In the end, the French Jesuits agreed to swear an oath in 1612, carefully worded to allow enough room for interpretation, disavowing the writing of non-French Jesuits on royal supremacy and even sanctioning the Sorbonne’s Gallican theology. By then, Jesuits had found unlikely allies in the shape of a syndic of the University of Paris and even a president of the parlement who had become sensitive to the role that Jesuits could play in a new Catholic establishment. One of the many shades of Gallicanism included one that was not averse to defending papal supremacy in the face of a strict judicial understanding of the Gallican liberties, especially with respect to the Council of Trent. Nelson only mentions in passing the Gallican arguments that conflated the Jesuits with Spain and the pope in denouncing the Council of Trent as forming part of an elaborate foreign conspiracy hatched in Rome. It seems to me that the eventual registering of the canons of the Council of Trent by the parlement, and the normalization of the Jesuits’s presence in France, have a parallel history. That Nelson chose not to address the wider context of the Gallican response to the Council of Trent, if only to summarize Tallon’s conclusions, is regrettable as in the minds of many Gallicans the two topics were indistinguishable.

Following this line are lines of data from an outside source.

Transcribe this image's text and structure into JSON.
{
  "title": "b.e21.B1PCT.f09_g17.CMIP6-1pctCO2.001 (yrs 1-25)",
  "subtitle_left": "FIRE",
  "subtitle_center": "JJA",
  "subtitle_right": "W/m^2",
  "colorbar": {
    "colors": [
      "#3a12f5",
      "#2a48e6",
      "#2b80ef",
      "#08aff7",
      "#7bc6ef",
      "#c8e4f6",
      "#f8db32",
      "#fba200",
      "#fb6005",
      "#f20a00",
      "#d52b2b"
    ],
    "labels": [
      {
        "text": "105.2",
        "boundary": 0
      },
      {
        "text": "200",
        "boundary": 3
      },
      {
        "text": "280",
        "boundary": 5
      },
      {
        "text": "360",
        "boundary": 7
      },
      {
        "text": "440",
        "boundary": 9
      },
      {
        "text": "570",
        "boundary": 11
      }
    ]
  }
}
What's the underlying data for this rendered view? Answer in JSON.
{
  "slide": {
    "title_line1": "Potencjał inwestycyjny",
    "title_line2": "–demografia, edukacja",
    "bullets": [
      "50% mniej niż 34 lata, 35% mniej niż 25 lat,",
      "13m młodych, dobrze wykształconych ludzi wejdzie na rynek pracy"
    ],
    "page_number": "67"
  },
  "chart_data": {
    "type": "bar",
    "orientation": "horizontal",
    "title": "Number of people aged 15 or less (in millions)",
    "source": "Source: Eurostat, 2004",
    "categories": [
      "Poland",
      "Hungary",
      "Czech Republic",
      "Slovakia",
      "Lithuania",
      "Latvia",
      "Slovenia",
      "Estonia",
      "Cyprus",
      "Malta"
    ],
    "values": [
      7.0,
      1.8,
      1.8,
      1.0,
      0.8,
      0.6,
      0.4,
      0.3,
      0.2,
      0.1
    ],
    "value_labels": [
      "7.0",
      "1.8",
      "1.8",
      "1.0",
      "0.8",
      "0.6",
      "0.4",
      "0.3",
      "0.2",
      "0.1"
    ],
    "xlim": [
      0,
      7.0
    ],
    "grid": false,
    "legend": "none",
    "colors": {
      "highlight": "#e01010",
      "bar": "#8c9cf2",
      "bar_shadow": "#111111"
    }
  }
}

Nelson’s fifth and final chapter describes the final stages of the neutering of the Jesuits’s specificity and removal of the last obstacle to their full incorporation in the French Church. On the eve of the majority of Louis XIII, advocates of papal supremacy were more likely to be found within the ranks of the Gallican clergy than amongst the Jesuits who, by then, had become bulwarks of royal supremacy against the writings of their foreign counterparts. Eric Nelson successfully argues in The Jesuits and the Monarchy that the Jesuit order was turned, in spite of itself, into a political weapon that was wielded by Henri IV against those who challenged his authority as rightful king of France. Counter-intuitively this book argues that rather than being the Catholic firebrands and advocates of ultramontanism that they were made out to be, the French Jesuits had carefully weaved their way through the intricacies of Gallican politics to the point where their presence was no longer challenged. Although credit for this lies squarely at the feet of Henri IV, their accommodation with the constraints of French law eventually earned them a key role in the Catholic Reformation and rise of absolutism that marked the seventeenth century. Nelson’s book raises some important research questions and is, in this respect, in good company with works that have transformed our understanding of French Catholicism in the past ten years.